The IRA is set to issue a statement on its future, Sinn Fein President Gerry Adams has confirmed.
There are expectations that an IRA statement is imminent
Expectations of a statement on Thursday rose following the release of Shankill bomber Sean Kelly.
Unionist attention will focus on whether the expected IRA statement will indicate that it will give up all its arms and give up violence for good.
Mr Adams said: "The forthcoming IRA statement will challenge Irish republicans and nationalists."
He appealed to "everyone to carefully read what the Army has to say and to remain united and steadfast".
"The IRA statement will also challenge others, especially the two governments and the Unionists," he said.
The group has been expected to give its response to a call by the Sinn Fein president to pursue its goals through purely political means.
Sean Kelly was one of two IRA men who bombed a shop on the loyalist Shankill Road in 1993 killing nine people.
The government said he was "released on the expectation of a forthcoming IRA statement".
Kelly's early release licence was suspended by Northern Ireland Secretary Peter Hain last month after security information indicated he had become "re-involved in terrorism".
DUP leader Ian Paisley branded the release of Kelly as a "government sop to the IRA".
Speaking after meeting Mr Hain on Thursday, Mr Paisley said the real proof of the IRA's future intentions would come in the months ahead.
"We've heard it all before... but we want the action that proves this has happened," he said.
Ulster Unionist leader Sir Reg Empey said the release of Kelly meant the government was "grovelling to republicans".
He added that the move "would be seen as a cynical manipulation, not only of the legal process, but the political process".
Meanwhile, Sinn Fein's Martin McGuinness has travelled to the US and is due to brief Mitchell Reiss, President Bush's special adviser on Northern Ireland, on Thursday.
He is also due to hold a news conference in Washington with a number of congressmen.
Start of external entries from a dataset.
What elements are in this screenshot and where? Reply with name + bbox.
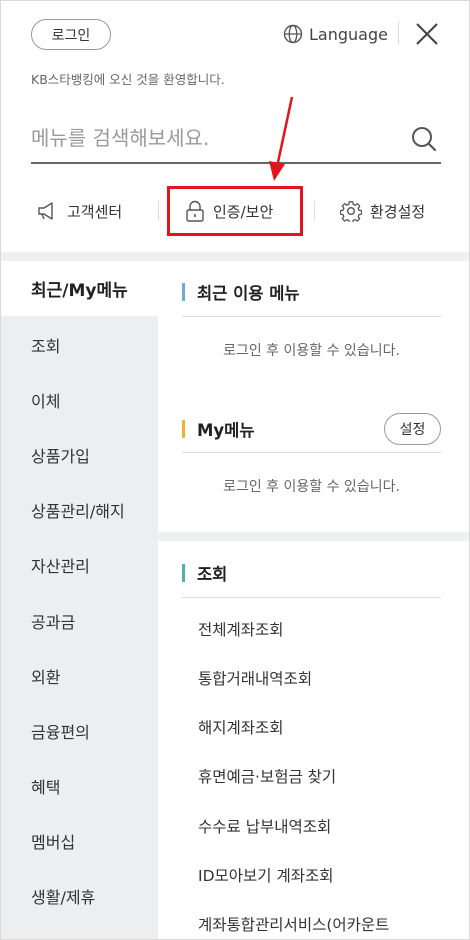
nav-benefits[interactable]: 혜택 [1,758,158,813]
settings-link[interactable]: 환경설정 [340,191,425,231]
recent-menu-header: 최근 이용 메뉴 [182,280,300,304]
nav-asset-manage[interactable]: 자산관리 [1,537,158,592]
my-menu-title: My메뉴 [197,421,255,440]
menu-content: 최근 이용 메뉴 로그인 후 이용할 수 있습니다. My메뉴 설정 로그인 후… [158,261,469,939]
nav-foreign-exchange[interactable]: 외환 [1,648,158,703]
section-accent-bar [182,283,185,301]
divider [182,452,441,453]
language-label: Language [309,24,388,44]
nav-transfer[interactable]: 이체 [1,372,158,427]
menu-search [31,116,441,164]
highlight-box [167,186,303,236]
header-divider [398,21,399,45]
language-button[interactable]: Language [283,21,388,47]
section-accent-bar [182,420,185,438]
quick-divider [314,201,315,221]
menu-item-closed-accounts[interactable]: 해지계좌조회 [198,716,284,738]
section-divider [1,252,469,261]
customer-center-label: 고객센터 [67,202,123,221]
nav-inquiry[interactable]: 조회 [1,317,158,372]
menu-item-transaction-history[interactable]: 통합거래내역조회 [198,667,312,689]
close-icon[interactable] [414,21,440,47]
gear-icon [340,201,362,222]
search-icon[interactable] [411,126,437,152]
menu-item-fee-history[interactable]: 수수료 납부내역조회 [198,815,331,837]
my-menu-login-message: 로그인 후 이용할 수 있습니다. [223,479,400,495]
section-divider [158,532,469,541]
nav-membership[interactable]: 멤버십 [1,813,158,868]
search-input[interactable] [31,116,391,160]
nav-financial-convenience[interactable]: 금융편의 [1,703,158,758]
customer-center-link[interactable]: 고객센터 [37,191,122,231]
inquiry-title: 조회 [197,565,228,584]
category-nav: 최근/My메뉴 조회 이체 상품가입 상품관리/해지 자산관리 공과금 외환 금… [1,261,158,939]
menu-item-account-integration[interactable]: 계좌통합관리서비스(어카운트 [198,913,389,935]
login-button[interactable]: 로그인 [31,19,111,50]
recent-login-message: 로그인 후 이용할 수 있습니다. [223,343,400,359]
welcome-text: KB스타뱅킹에 오신 것을 환영합니다. [31,72,225,87]
my-menu-header: My메뉴 [182,417,255,441]
megaphone-icon [38,202,53,220]
nav-utility-bills[interactable]: 공과금 [1,593,158,648]
nav-product-manage[interactable]: 상품관리/해지 [1,482,158,537]
recent-menu-title: 최근 이용 메뉴 [197,284,300,303]
menu-screen: 로그인 Language KB스타뱅킹에 오신 것을 환영합니다. 고객센터 [0,0,470,940]
divider [182,597,441,598]
nav-recent-my-menu[interactable]: 최근/My메뉴 [1,261,158,316]
inquiry-header: 조회 [182,561,227,585]
menu-item-dormant-deposit[interactable]: 휴면예금·보험금 찾기 [198,765,336,787]
divider [182,316,441,317]
nav-product-signup[interactable]: 상품가입 [1,427,158,482]
menu-item-all-accounts[interactable]: 전체계좌조회 [198,618,284,640]
quick-divider [158,201,159,221]
menu-item-id-accounts[interactable]: ID모아보기 계좌조회 [198,864,334,886]
section-accent-bar [182,564,185,582]
my-menu-settings-button[interactable]: 설정 [384,413,441,445]
settings-label: 환경설정 [370,202,426,221]
nav-life-partnership[interactable]: 생활/제휴 [1,868,158,923]
globe-icon [283,24,303,44]
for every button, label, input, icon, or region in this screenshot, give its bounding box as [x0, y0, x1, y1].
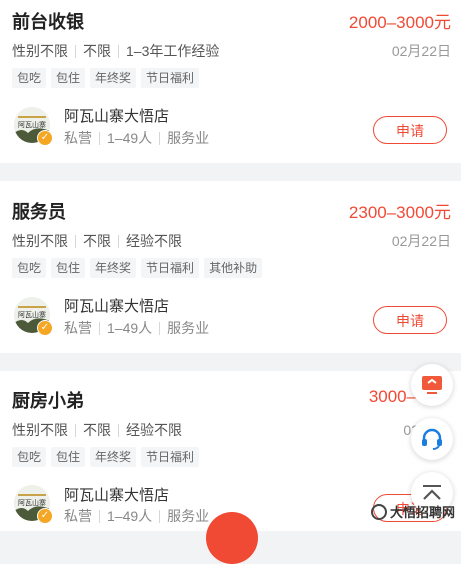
- experience-requirement: 经验不限: [126, 233, 182, 249]
- experience-requirement: 1–3年工作经验: [126, 43, 220, 59]
- benefit-tag: 年终奖: [90, 258, 137, 278]
- wechat-logo-icon: [370, 503, 387, 520]
- company-info: 私营 1–49人 服务业: [64, 128, 209, 148]
- experience-requirement: 经验不限: [126, 422, 182, 438]
- verified-badge-icon: ✓: [37, 320, 53, 336]
- job-salary: 2000–3000元: [348, 13, 451, 32]
- job-title: 服务员: [12, 202, 66, 222]
- benefit-tag: 包吃: [12, 447, 47, 467]
- benefit-tag: 其他补助: [204, 258, 263, 278]
- gender-requirement: 性别不限: [12, 233, 68, 249]
- benefit-tag: 年终奖: [90, 447, 137, 467]
- gender-requirement: 性别不限: [12, 422, 68, 438]
- logo-text: 阿瓦山寨: [18, 120, 46, 129]
- benefit-tag: 包吃: [12, 258, 47, 278]
- benefit-tag: 包住: [51, 68, 86, 88]
- post-date: 02月22日: [391, 43, 451, 59]
- company-industry: 服务业: [167, 130, 210, 146]
- job-card[interactable]: 服务员 2300–3000元 性别不限 不限 经验不限 02月22日 包吃 包住…: [0, 181, 461, 353]
- job-requirements: 性别不限 不限 1–3年工作经验: [12, 41, 219, 61]
- company-size: 1–49人: [107, 320, 153, 336]
- apply-button[interactable]: 申请: [373, 306, 447, 334]
- company-industry: 服务业: [167, 508, 210, 524]
- job-requirements: 性别不限 不限 经验不限: [12, 231, 182, 251]
- watermark-text: 大悟招聘网: [389, 505, 455, 520]
- company-type: 私营: [64, 130, 92, 146]
- benefit-tag: 节日福利: [141, 447, 200, 467]
- benefit-tag: 年终奖: [90, 68, 137, 88]
- benefit-tag: 包住: [51, 447, 86, 467]
- headset-icon: [422, 428, 442, 450]
- company-name: 阿瓦山寨大悟店: [64, 108, 170, 125]
- company-info: 私营 1–49人 服务业: [64, 506, 209, 526]
- job-title: 前台收银: [12, 12, 84, 32]
- watermark: 大悟招聘网: [370, 502, 455, 521]
- benefit-tag: 节日福利: [141, 68, 200, 88]
- benefit-tag: 包住: [51, 258, 86, 278]
- verified-badge-icon: ✓: [37, 130, 53, 146]
- post-date: 02月22日: [391, 233, 451, 249]
- job-title: 厨房小弟: [12, 391, 84, 411]
- gender-requirement: 性别不限: [12, 43, 68, 59]
- company-name: 阿瓦山寨大悟店: [64, 487, 170, 504]
- red-action-button[interactable]: [206, 512, 258, 564]
- company-type: 私营: [64, 508, 92, 524]
- monitor-button[interactable]: [411, 364, 453, 406]
- benefit-tag: 包吃: [12, 68, 47, 88]
- age-requirement: 不限: [83, 422, 111, 438]
- company-size: 1–49人: [107, 508, 153, 524]
- job-salary: 2300–3000元: [348, 203, 451, 222]
- company-info: 私营 1–49人 服务业: [64, 318, 209, 338]
- company-industry: 服务业: [167, 320, 210, 336]
- benefit-tags: 包吃 包住 年终奖 节日福利: [12, 447, 204, 467]
- company-name: 阿瓦山寨大悟店: [64, 298, 170, 315]
- logo-text: 阿瓦山寨: [18, 310, 46, 319]
- customer-service-button[interactable]: [411, 418, 453, 460]
- benefit-tags: 包吃 包住 年终奖 节日福利: [12, 68, 204, 88]
- monitor-icon: [422, 376, 442, 394]
- company-type: 私营: [64, 320, 92, 336]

Martin McGuiness has travelled to America
BBC Northern Ireland political correspondent Martina Purdy said political reaction to the IRA statement would be critical and is expected to be mixed.
"Republicans will be looking for a warm welcome from the prime minister and the taoiseach," she said.
"Critically, republicans will want Tony Blair to keep his promise that if there are acts of completion by the IRA, he will implement the agreement in full, which means dealing with demilitarisation, for example.
"DUP leader Ian Paisley has already signalled that he is interested in 'deeds not words' from the IRA - and has said he wants a lengthy testing period."